O poder de Ursula von der Leyen

A Europa precisa de estadistas que saibam defender os seus valores e definir a estratégia europeia. Eis que chegou alguém que parece não recear ter voz nos temas mais difíceis.

É preciso analisar Ursula von der Leyen para lá do seu discurso no Parlamento Europeu. Um discurso no qual procurou agradar a socialistas, liberais e verdes por necessidade, mas em que o fez com habilidade também. O resultado da votação que lhe deu a vitória confirma-o.

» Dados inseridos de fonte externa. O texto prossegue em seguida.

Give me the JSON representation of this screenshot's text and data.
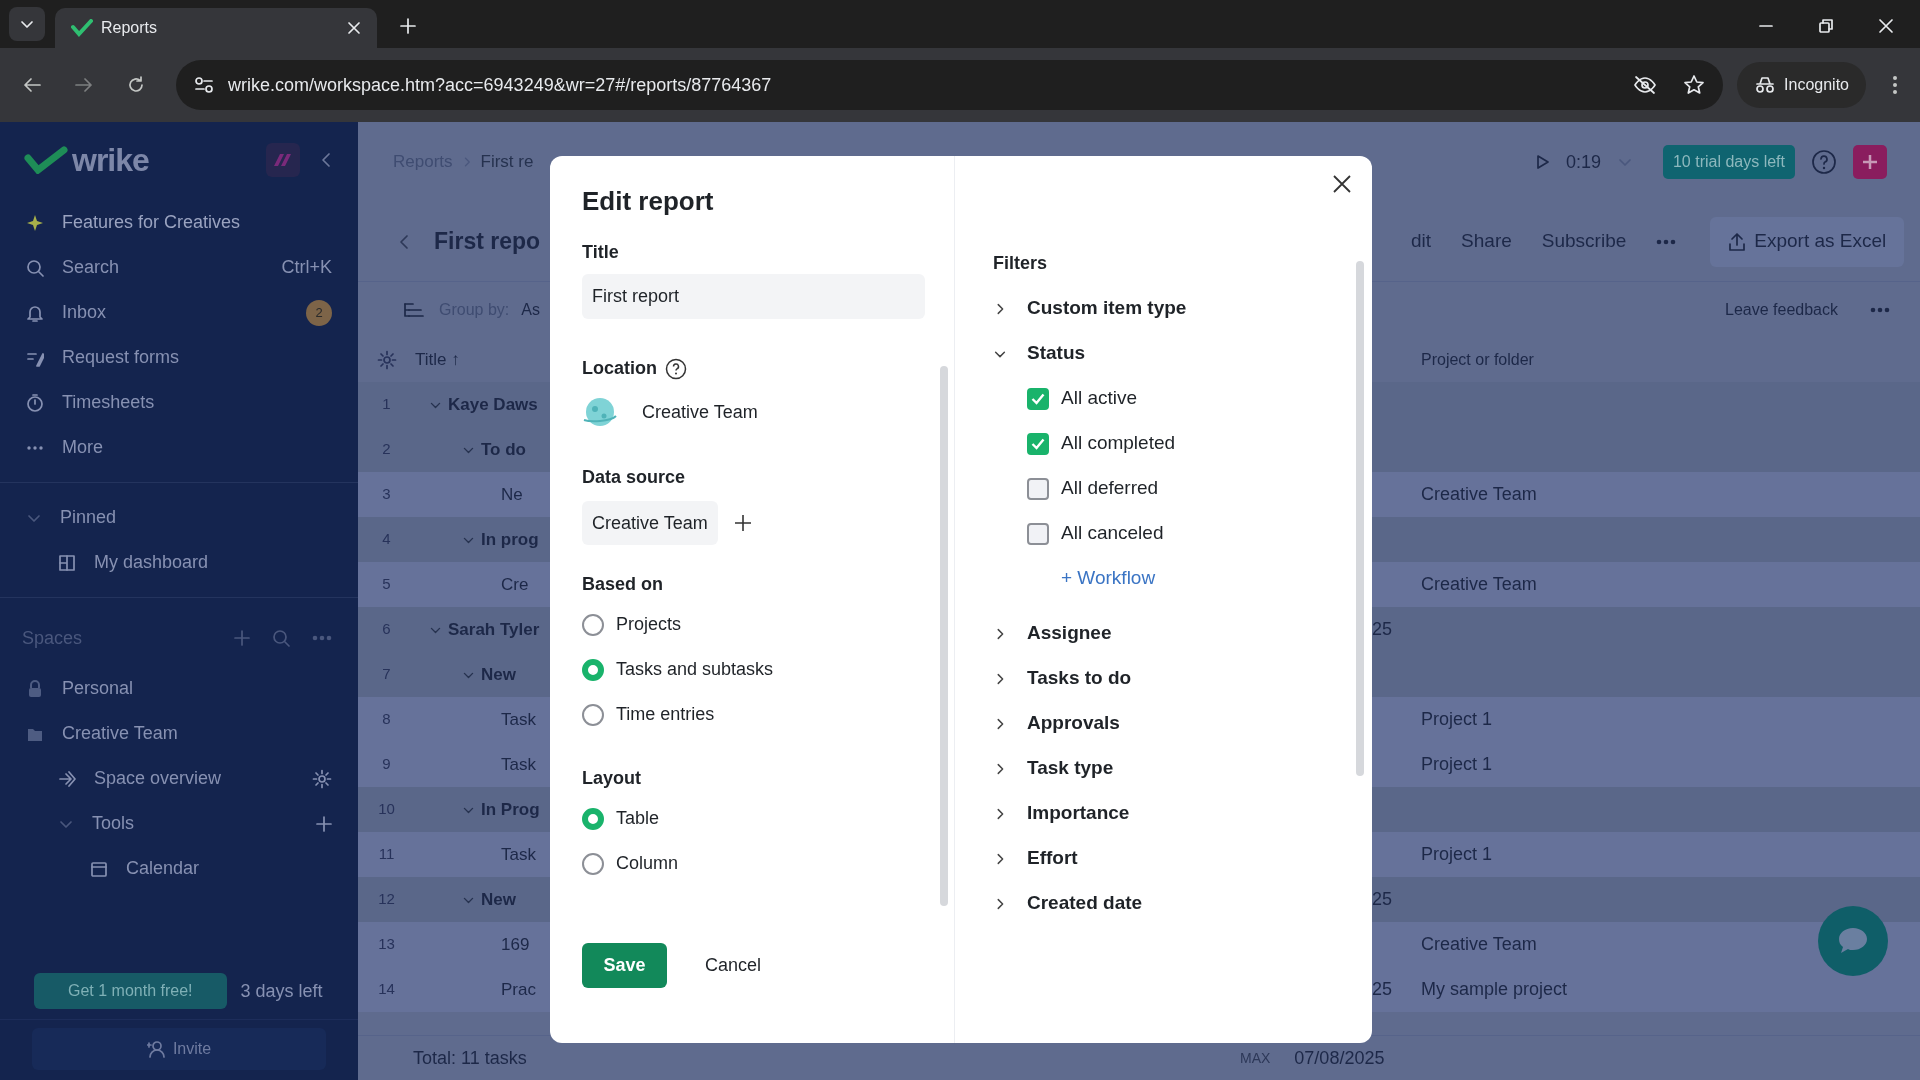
{
  "browser": {
    "tab_title": "Reports",
    "url": "wrike.com/workspace.htm?acc=6943249&wr=27#/reports/87764367",
    "profile": "Incognito"
  },
  "sidebar": {
    "logo": "wrike",
    "items": [
      {
        "kind": "sparkle",
        "label": "Features for Creatives"
      },
      {
        "kind": "search",
        "label": "Search",
        "shortcut": "Ctrl+K"
      },
      {
        "kind": "bell",
        "label": "Inbox",
        "badge": "2"
      },
      {
        "kind": "form",
        "label": "Request forms"
      },
      {
        "kind": "timer",
        "label": "Timesheets"
      },
      {
        "kind": "dots",
        "label": "More"
      }
    ],
    "pinned": {
      "label": "Pinned",
      "expanded": true,
      "items": [
        {
          "label": "My dashboard"
        }
      ]
    },
    "spaces": {
      "label": "Spaces",
      "items": [
        {
          "kind": "lock",
          "label": "Personal"
        },
        {
          "kind": "folder",
          "label": "Creative Team",
          "children": [
            {
              "kind": "overview",
              "label": "Space overview"
            },
            {
              "kind": "tools",
              "label": "Tools",
              "expanded": true,
              "children": [
                {
                  "kind": "calendar",
                  "label": "Calendar"
                }
              ]
            }
          ]
        }
      ]
    },
    "promo": {
      "button": "Get 1 month free!",
      "note": "3 days left"
    },
    "invite": "Invite"
  },
  "header": {
    "breadcrumbs": [
      "Reports",
      "First re"
    ],
    "timer": "0:19",
    "trial": "10 trial days left",
    "title": "First repo",
    "actions": [
      "dit",
      "Share",
      "Subscribe"
    ],
    "export": "Export as Excel",
    "group_by_label": "Group by:",
    "group_by_value": "As",
    "feedback": "Leave feedback"
  },
  "table": {
    "columns": [
      "Title ↑",
      "Project or folder"
    ],
    "rows": [
      {
        "number": "1",
        "title": "Kaye Daws",
        "expanded": true,
        "children": [
          {
            "number": "2",
            "title": "To do",
            "expanded": true,
            "children": [
              {
                "number": "3",
                "title": "Ne",
                "project": "Creative Team"
              }
            ]
          },
          {
            "number": "4",
            "title": "In prog",
            "expanded": true,
            "children": [
              {
                "number": "5",
                "title": "Cre",
                "project": "Creative Team"
              }
            ]
          }
        ]
      },
      {
        "number": "6",
        "title": "Sarah Tyler",
        "date": "25",
        "expanded": true,
        "children": [
          {
            "number": "7",
            "title": "New",
            "expanded": true,
            "children": [
              {
                "number": "8",
                "title": "Task",
                "project": "Project 1"
              },
              {
                "number": "9",
                "title": "Task",
                "project": "Project 1"
              }
            ]
          },
          {
            "number": "10",
            "title": "In Prog",
            "expanded": true,
            "children": [
              {
                "number": "11",
                "title": "Task",
                "project": "Project 1"
              }
            ]
          },
          {
            "number": "12",
            "title": "New",
            "date": "25",
            "expanded": true,
            "children": [
              {
                "number": "13",
                "title": "169",
                "project": "Creative Team"
              },
              {
                "number": "14",
                "title": "Prac",
                "date": "25",
                "project": "My sample project"
              }
            ]
          }
        ]
      }
    ],
    "footer": {
      "total": "Total: 11 tasks",
      "max_label": "MAX",
      "max_value": "07/08/2025"
    }
  },
  "modal": {
    "title": "Edit report",
    "title_label": "Title",
    "title_value": "First report",
    "location_label": "Location",
    "location_value": "Creative Team",
    "data_source_label": "Data source",
    "data_source": "Creative Team",
    "based_on_label": "Based on",
    "based_on": [
      {
        "label": "Projects",
        "selected": false
      },
      {
        "label": "Tasks and subtasks",
        "selected": true
      },
      {
        "label": "Time entries",
        "selected": false
      }
    ],
    "layout_label": "Layout",
    "layout": [
      {
        "label": "Table",
        "selected": true
      },
      {
        "label": "Column",
        "selected": false
      }
    ],
    "save": "Save",
    "cancel": "Cancel",
    "filters_label": "Filters",
    "filters": [
      {
        "label": "Custom item type",
        "expanded": false
      },
      {
        "label": "Status",
        "expanded": true,
        "options": [
          {
            "label": "All active",
            "checked": true
          },
          {
            "label": "All completed",
            "checked": true
          },
          {
            "label": "All deferred",
            "checked": false
          },
          {
            "label": "All canceled",
            "checked": false
          }
        ],
        "link": "+ Workflow"
      },
      {
        "label": "Assignee",
        "expanded": false
      },
      {
        "label": "Tasks to do",
        "expanded": false
      },
      {
        "label": "Approvals",
        "expanded": false
      },
      {
        "label": "Task type",
        "expanded": false
      },
      {
        "label": "Importance",
        "expanded": false
      },
      {
        "label": "Effort",
        "expanded": false
      },
      {
        "label": "Created date",
        "expanded": false
      }
    ]
  }
}
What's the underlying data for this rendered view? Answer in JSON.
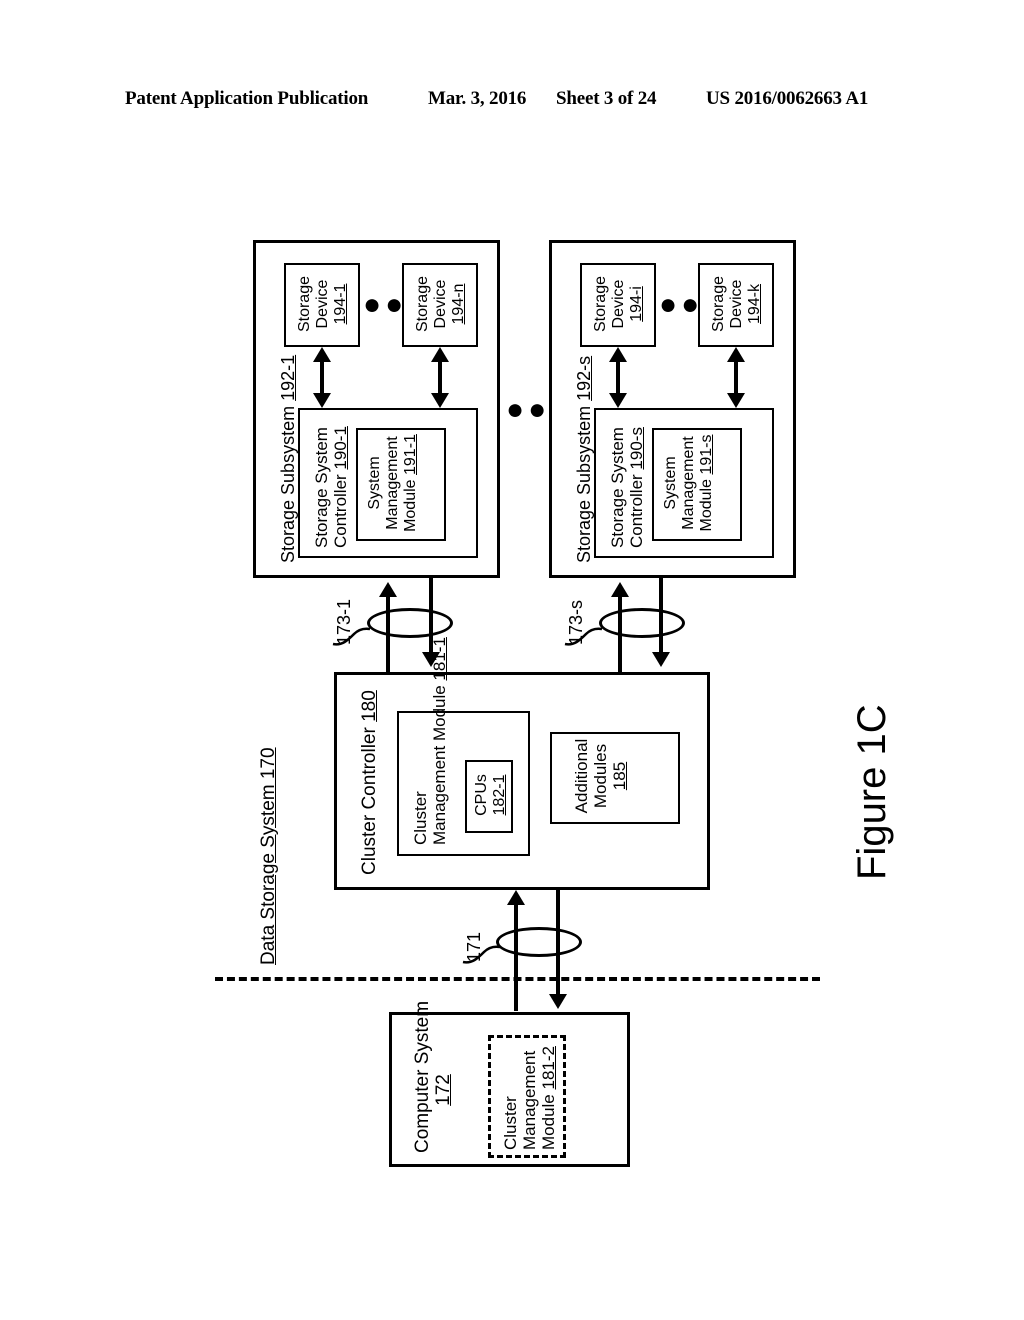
{
  "header": {
    "publication": "Patent Application Publication",
    "date": "Mar. 3, 2016",
    "sheet": "Sheet 3 of 24",
    "number": "US 2016/0062663 A1"
  },
  "figure": {
    "caption": "Figure 1C"
  },
  "diagram": {
    "system_label": "Data Storage System 170",
    "system_ref": "170",
    "storage_subsystems": [
      {
        "label": "Storage Subsystem 192-1",
        "ref": "192-1",
        "controller": {
          "label": "Storage System Controller 190-1",
          "ref": "190-1",
          "module": {
            "line1": "System",
            "line2": "Management",
            "line3": "Module 191-1",
            "ref": "191-1"
          }
        },
        "devices": [
          {
            "line1": "Storage",
            "line2": "Device",
            "line3": "194-1",
            "ref": "194-1"
          },
          {
            "line1": "Storage",
            "line2": "Device",
            "line3": "194-n",
            "ref": "194-n"
          }
        ],
        "device_ellipsis": "●●●",
        "bus_label": "173-1"
      },
      {
        "label": "Storage Subsystem 192-s",
        "ref": "192-s",
        "controller": {
          "label": "Storage System Controller 190-s",
          "ref": "190-s",
          "module": {
            "line1": "System",
            "line2": "Management",
            "line3": "Module 191-s",
            "ref": "191-s"
          }
        },
        "devices": [
          {
            "line1": "Storage",
            "line2": "Device",
            "line3": "194-i",
            "ref": "194-i"
          },
          {
            "line1": "Storage",
            "line2": "Device",
            "line3": "194-k",
            "ref": "194-k"
          }
        ],
        "device_ellipsis": "●●●",
        "bus_label": "173-s"
      }
    ],
    "subsystem_ellipsis": "●●●",
    "cluster_controller": {
      "label": "Cluster Controller 180",
      "ref": "180",
      "cluster_management_module": {
        "line1": "Cluster",
        "line2": "Management",
        "line3": "Module 181-1",
        "ref": "181-1"
      },
      "cpus": {
        "line1": "CPUs",
        "line2": "182-1",
        "ref": "182-1"
      },
      "additional_modules": {
        "line1": "Additional",
        "line2": "Modules",
        "line3": "185",
        "ref": "185"
      }
    },
    "host_bus_label": "171",
    "computer_system": {
      "line1": "Computer System",
      "line2": "172",
      "ref": "172",
      "cluster_management_module": {
        "line1": "Cluster",
        "line2": "Management",
        "line3": "Module 181-2",
        "ref": "181-2"
      }
    }
  }
}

O tema mais difícil que abordou foi mesmo o da imigração, sem que deixasse de ser coerente com tempos de plena crise dos refugiados em que a própria se bateu publicamente contra aqueles que os comparavam a eventuais terroristas em terra europeia. A estratégia de Macron, com o apoio do bloco dos quatro países de Visegrado, foi determinante para a sua nomeação e esta vitória da alemã pode ser positiva para o futuro do projeto europeu.

Vejamos: Von der Leyen afirma-se como uma atlantista numa altura em que falta compreender a estratégia da Europa em relação aos EUA. Sobretudo sem o soundbyte ensurdecedor diário de Donald Trump, que não pode afastar a UE do essencial. Um estrilho que pouco interessa a longo prazo (Trump é passageiro) e que reduz demasiadas vezes a importância de fatores relevantes na análise nacional. Exemplo disso é a economia americana, que cresce há largos meses num ciclo de crescimento que não tem paralelo desde finais do século XIX, contrastando com a chinesa, por exemplo, que vive a maior desaceleração dos últimos 30 anos. Para lá da espuma dos dias, eis um dos efeitos do conflito comercial encetado por republicanos e democratas(!) americanos à China e que tem passado ao lado de tantos. 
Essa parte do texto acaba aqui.